Avocodo: Generative Adversarial Network for Artifact-Free Vocoder

Authors: Taejun Bak, Junmo Lee, Hanbin Bae, Jinhyeok Yang, Jae-Sung Bae, Young-Sun Joo

AAAI 2023 | Conference PDF | Archive PDF | Plain Text | LLM Run Details

Reproducibility Variable Result LLM Response
Research Type Experimental According to experimental results, Avocodo outperforms baseline GAN-based vocoders, both objectively and subjectively, while reproducing speech with fewer artifacts. Experimental Results Audio Quality & Comparison The performance of the proposed model for each dataset was assessed using various subjective and objective measurements.
Researcher Affiliation Industry Taejun Bak1*, Junmo Lee2* , Hanbin Bae3 , Jinhyeok Yang4 , Jae-Sung Bae3 , Young-Sun Joo1 1AI Center, NCSOFT, Seongnam, Korea 2SK Telecom, Seoul, Korea 3Samsung Research, Seoul, Korea 4Supertone Inc., Seoul, Korea happyjun@ncsoft.com, ljun4121@sk.com
Pseudocode No The paper does not contain any sections explicitly labeled 'Pseudocode' or 'Algorithm', nor are there structured steps formatted like code.
Open Source Code Yes Source code is available at https://github.com/ncsoft/avocodo.
Open Datasets Yes The LJSpeech (Ito and Johnson 2017) dataset was used for a single speaker experiment. ... Public English dataset, i.e., VCTK (Yamagishi, Veaux, and Mac Donald 2019), (Unseen(EN)) and internal Korean dataset (Unseen(KR)) were used to evaluate the generalization of the proposed model.
Dataset Splits No The paper does not explicitly state the training/validation/test dataset splits with specific percentages, counts for all splits, or references to predefined full splits.
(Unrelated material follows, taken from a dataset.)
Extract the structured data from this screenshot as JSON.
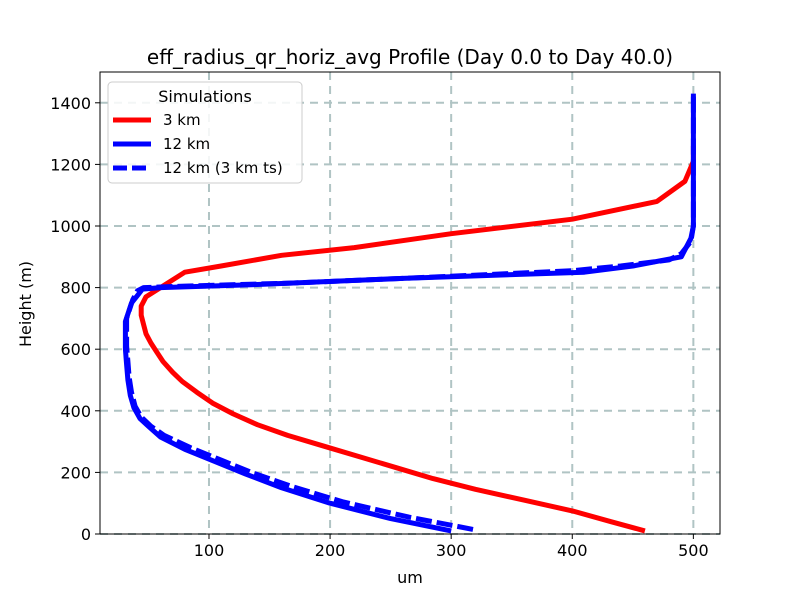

It mentions 'For the testset, 150 samples are randomly selected.' and '9 speakers were selected for the testset.' and '16 unseen speakers were excluded from the training,' but does not specify a separate validation split or complete, reproducible split information.
Hardware Specification Yes Inference times for these two models are almost the same in CPU (Intel i7 CPU 3.00GHz) and single-GPU (NVIDIA V100) environments.
Software Dependencies No The paper mentions software components and libraries like Adam W optimizer, but does not provide specific version numbers for these or other key software dependencies required for replication.
Experiment Setup Yes An Adam W optimizer (Loshchilov and Hutter 2019) was used with an initial learning rate of 2 10 4. The optimizer parameters (β1, β2) were set as (0.8, 0.99), and an exponential learning rate decay of 0.999 was applied... 80 bands of mel-spectrograms were calculated from audio samples using the short-time Fourier transform (STFT). The STFT parameters for 22,050Hz were set as 1,024, 1,024, 256 for the number of STFT bin, window sizes, and hop sizes, respectively. For 24k Hz, the parameters were set as 2,048, 1,200, 300, respectively. Each audio sample was sliced with the random window selection method. The segment size was 8,192, which is about 0.4s long. ... λfm and λspec are set as 2 and 45, respectively.